The dipper is the only North American songbird that swims underwater, hunting for aquatic larvae, worms, fish and other small prey. Dippers are incredibly buoyant by nature, so they counteract this by swimming towards the bottom of the fast-moving streams where they hunt. They also use their toes and claws to grip the bottom of the streams and walk along the bottom.

The American dipper is also the only songbird that sheds old, worn feathers to replace them with new ones (molts), again behaving more like a waterfowl. This actually renders it flightless until the feathers regrow.

Dippers have a number of adaptations that let them survive in frigid mountain water. They have 4,200 feathers compared to 3,000 for the similarly sized Robin. They also waterproof their feathers when they groom them using their beak (preen) by spreading a waterproof oil. They have a nostril flap that closes while underwater to prevent cold water from entering the nasal passages. They also use their third transparent eyelid (nictitating membrane) as a goggle allowing them to protect the eye from the cold while still seeing underwater.

Speaking of eyelids, the dipper’s blink when on land reveals a feathered white eyelid. This is commonly mistaken for the third eyelid. The reason it is white is not known, perhaps to make this otherwise drab bird that blends into the rocks more visible to mates. They blink more slowly than other birds as well, so this is as good a theory as I can come up with.

The dipper is named for its trademark dipping or bobbing while perched at the side of the stream. Again, no one knows why they do this, but it is theorized it is done to increase their visibility. Whatever the reason, it is entertaining to watch.

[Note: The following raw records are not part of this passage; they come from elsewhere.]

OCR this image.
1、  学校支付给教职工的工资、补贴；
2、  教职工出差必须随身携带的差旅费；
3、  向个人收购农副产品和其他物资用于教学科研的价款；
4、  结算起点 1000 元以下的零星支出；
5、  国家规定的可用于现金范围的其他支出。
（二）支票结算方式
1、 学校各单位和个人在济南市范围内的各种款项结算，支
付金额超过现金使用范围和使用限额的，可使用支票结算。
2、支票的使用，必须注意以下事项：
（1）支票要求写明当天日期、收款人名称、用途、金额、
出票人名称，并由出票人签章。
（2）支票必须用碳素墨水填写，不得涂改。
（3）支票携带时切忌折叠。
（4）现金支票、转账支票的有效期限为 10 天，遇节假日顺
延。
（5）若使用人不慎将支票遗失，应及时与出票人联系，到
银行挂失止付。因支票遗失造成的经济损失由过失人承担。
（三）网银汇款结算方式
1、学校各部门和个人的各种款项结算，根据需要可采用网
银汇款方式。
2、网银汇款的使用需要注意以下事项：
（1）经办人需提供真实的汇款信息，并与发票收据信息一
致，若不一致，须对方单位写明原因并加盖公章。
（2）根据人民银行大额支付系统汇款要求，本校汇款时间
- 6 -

Dippers can be spotted in lots of places in Whistler. This year on the Christmas Bird Count one was found swimming in a stream on the Blackcomb Glacier! They tend to nest under bridges, so this is always a great place to look. Right now, the best place to go dipper watching is at the bottom of Lorimer Road from the bridge over the River of Golden Dreams. Bring a set of binoculars. If a dipper is sitting at the stream’s edge they are very easy to overlook when they aren’t sharing their brilliant song.